I’ve been thinking about this a lot lately, because in the last few weeks circumstances have forced me to be with and work with people who, to be quite frank, hold views that I find offensive.  So it’s not even a matter of liking them.  On an interpersonal level I actually do like some of them, but I know that they hold views that I consider to be racist, in effect if not in intent.  Their views on women border on misogynistic, they are callous toward the poor, and they use Scripture in a way that supports all of these things, and that offends me even more.  It’s not that they are bad, evil people.  Not a one of them is.  But, still, while I'm a very tolerant person, I do have limits.

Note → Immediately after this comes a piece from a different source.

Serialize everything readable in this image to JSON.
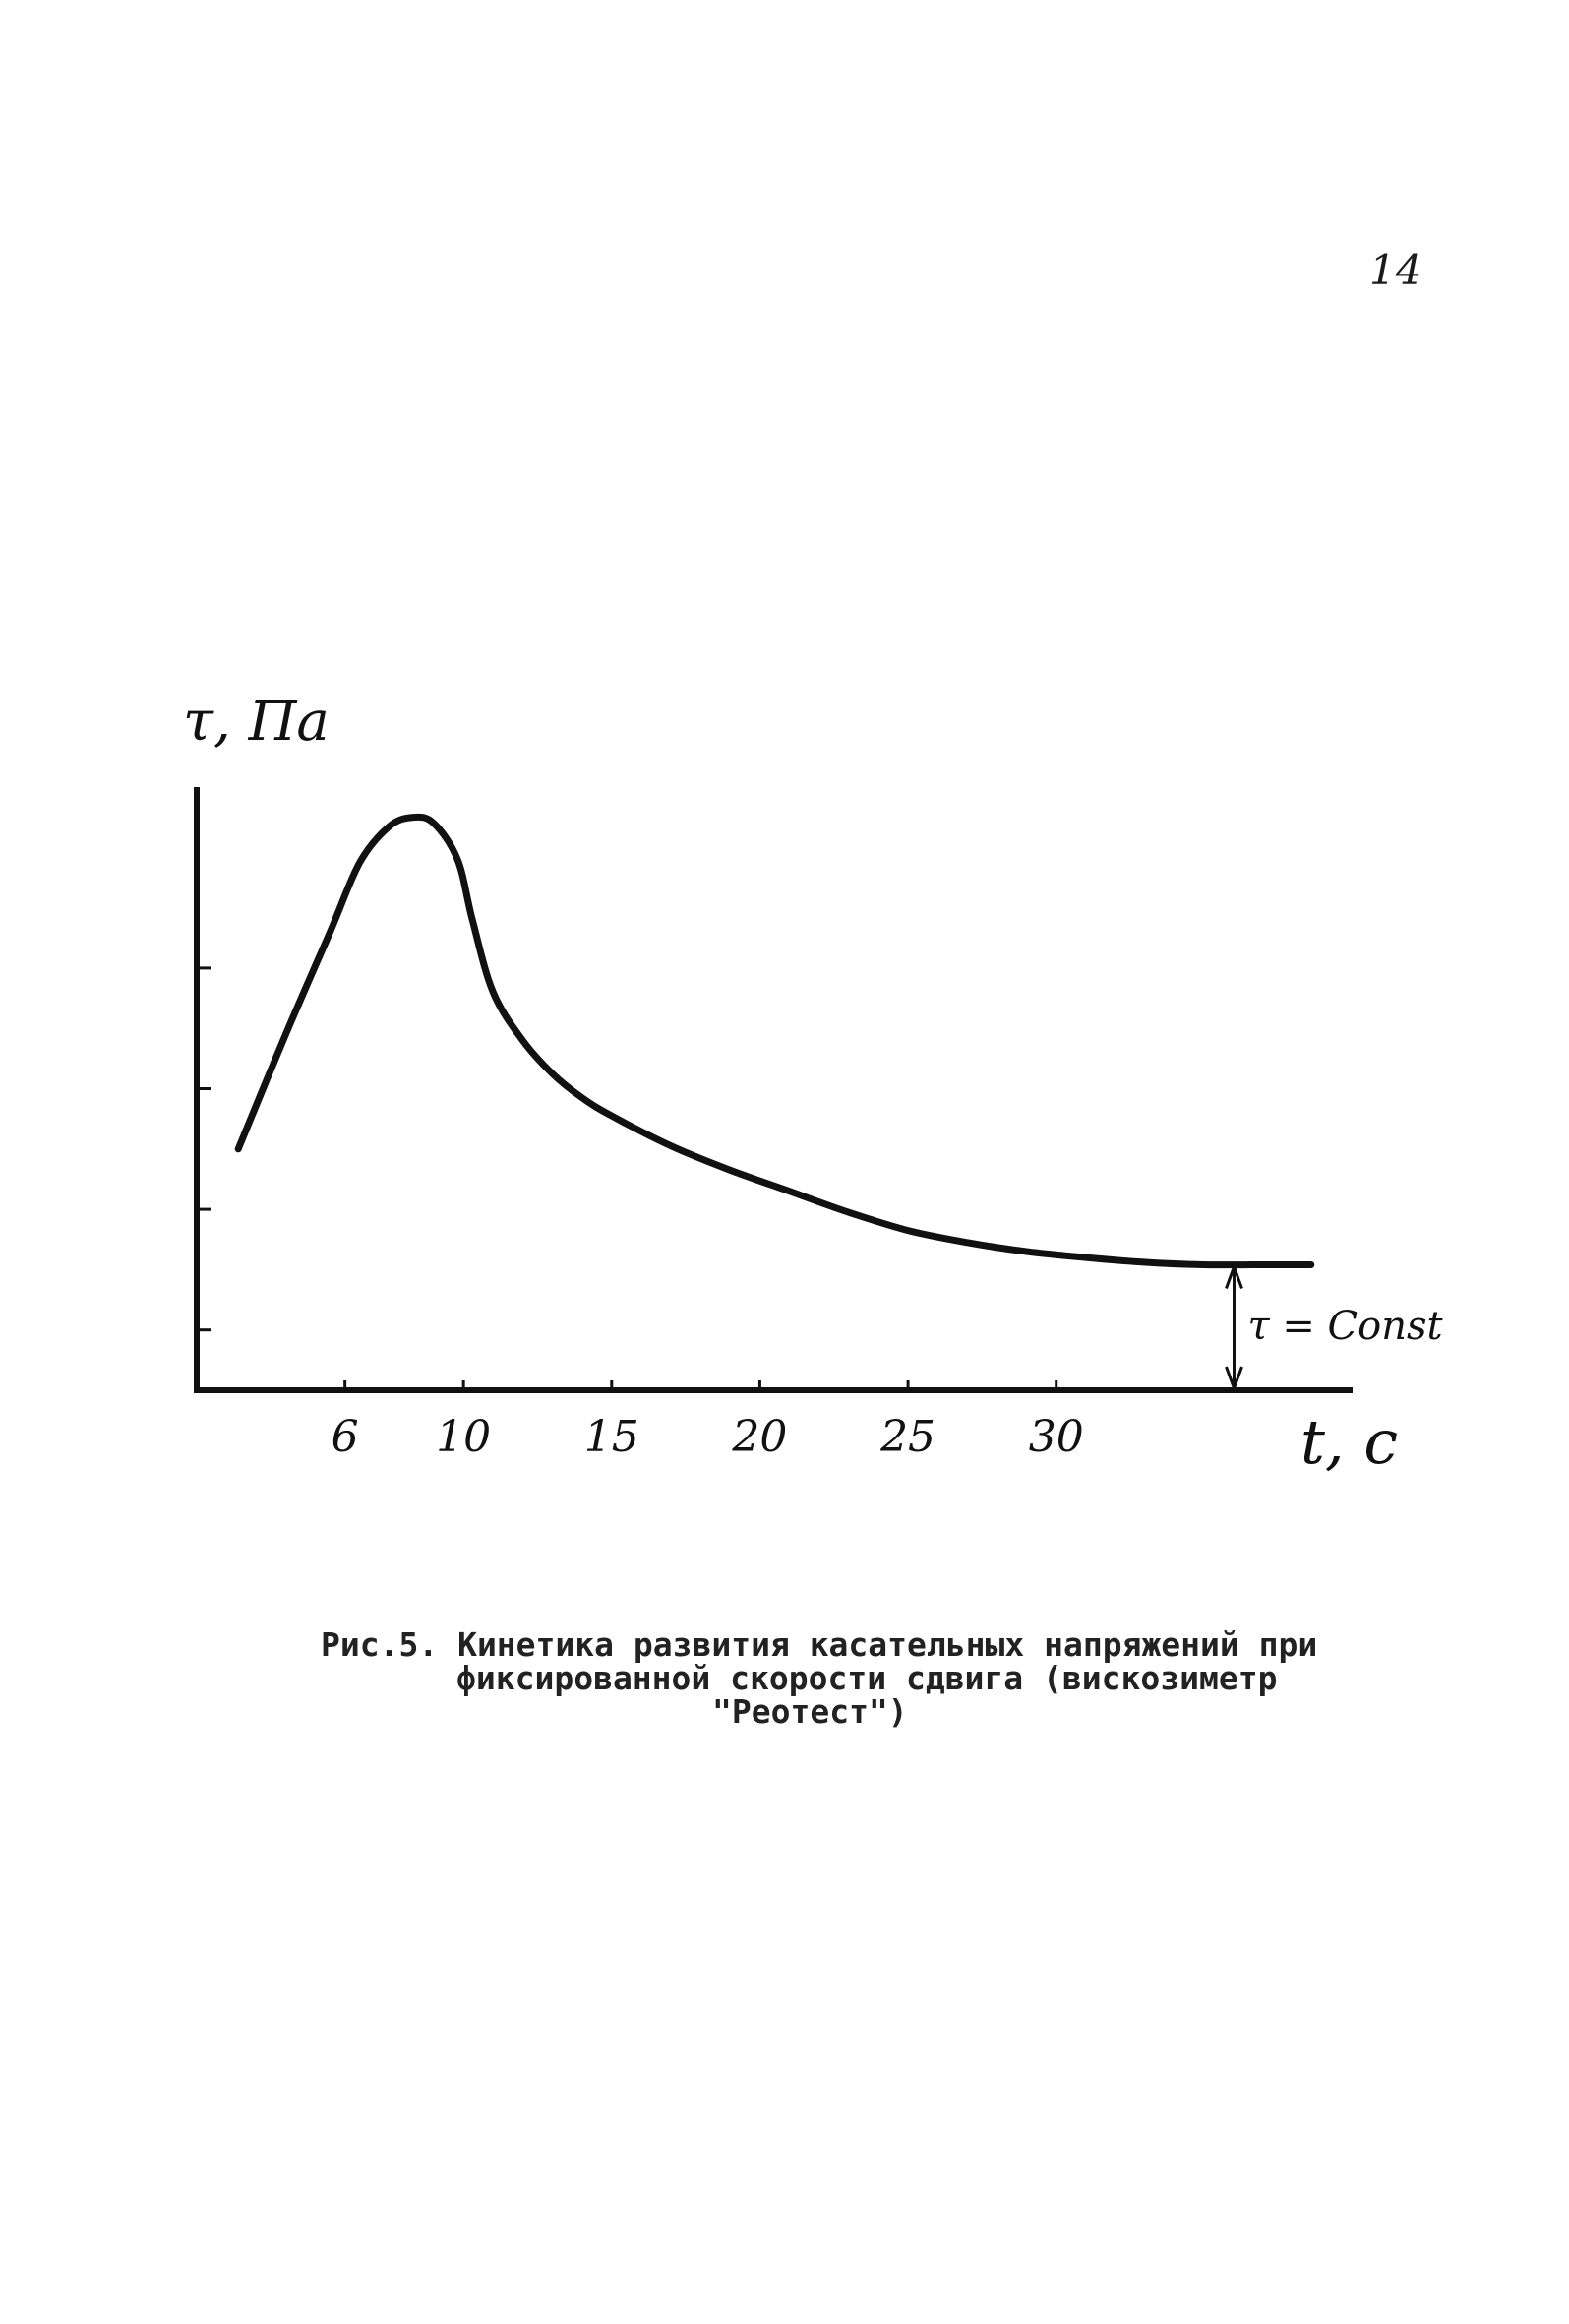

And there is a part of me that wants to break relationship with them as a matter of principle.  But I don’t, and the reason is that Jesus called both Matthew and Simon to be his disciples.

See, Matthew was a tax collector (Matthew 10:3), and Simon was a Zealot (Luke 6:15).  Matthew was a collaborator with Rome who profited from the exploitation of his fellow Jews by the Romans; Simon was part of a violent revolutionary group who sometimes engaged in acts of terrorism against Romans soldiers occupying Israel.  Matthew would have viewed Simon and the rest of the Zealots as extremists who would one day lead to the destruction of Israel by the Romans—and events would prove that he would be right.  And Simon would have viewed Matthew as a traitor to God and country who in many ways was worse than the Roman occupiers—and he would have been right.

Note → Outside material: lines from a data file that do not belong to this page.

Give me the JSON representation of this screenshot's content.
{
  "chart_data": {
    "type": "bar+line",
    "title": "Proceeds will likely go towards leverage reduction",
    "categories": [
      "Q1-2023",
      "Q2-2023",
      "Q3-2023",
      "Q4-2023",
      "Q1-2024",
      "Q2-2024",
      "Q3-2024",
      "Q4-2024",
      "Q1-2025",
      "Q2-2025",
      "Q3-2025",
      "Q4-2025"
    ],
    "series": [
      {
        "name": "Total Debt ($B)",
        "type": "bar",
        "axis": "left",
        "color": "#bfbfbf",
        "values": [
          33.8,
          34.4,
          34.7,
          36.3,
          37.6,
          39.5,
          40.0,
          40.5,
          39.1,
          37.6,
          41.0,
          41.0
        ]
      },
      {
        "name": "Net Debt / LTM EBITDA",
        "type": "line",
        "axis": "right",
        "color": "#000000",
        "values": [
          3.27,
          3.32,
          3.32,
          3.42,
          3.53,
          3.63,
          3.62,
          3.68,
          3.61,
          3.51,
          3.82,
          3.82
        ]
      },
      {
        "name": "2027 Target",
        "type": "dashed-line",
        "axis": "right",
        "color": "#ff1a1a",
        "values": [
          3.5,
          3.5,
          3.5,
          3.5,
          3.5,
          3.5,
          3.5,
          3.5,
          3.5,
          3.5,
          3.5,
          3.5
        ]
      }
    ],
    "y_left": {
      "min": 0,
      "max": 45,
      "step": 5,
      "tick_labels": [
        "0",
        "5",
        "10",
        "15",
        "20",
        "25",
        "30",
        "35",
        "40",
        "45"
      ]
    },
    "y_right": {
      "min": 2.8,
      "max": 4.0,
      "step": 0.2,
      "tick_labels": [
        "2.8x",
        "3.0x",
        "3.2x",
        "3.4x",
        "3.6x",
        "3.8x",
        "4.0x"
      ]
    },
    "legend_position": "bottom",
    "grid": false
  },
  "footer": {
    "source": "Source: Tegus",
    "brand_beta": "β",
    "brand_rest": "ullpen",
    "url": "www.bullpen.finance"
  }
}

Yet Jesus called them both to be part of his inner circle of disciples.  They ate, slept, worshiped and traveled together and somehow managed not to kill each other.  In fact, they were still together at Pentecost,  praying with one another in the upper room (Acts 1:13).

Jesus knew what he was doing when he called those two and forced them to live together.  He knew that it would be all right as long as he remained the center of the group.  He knew that the way we learn to be loving, grace-giving, forgiving, patient people is not by avoiding people we don’t like or who offend us at even the deepest level but by being together.  And he wanted the 12 to model what life in the Kingdom looks like, when the dividing walls of hostility are torn down and the differences between us don’t matter as much as having Christ among us.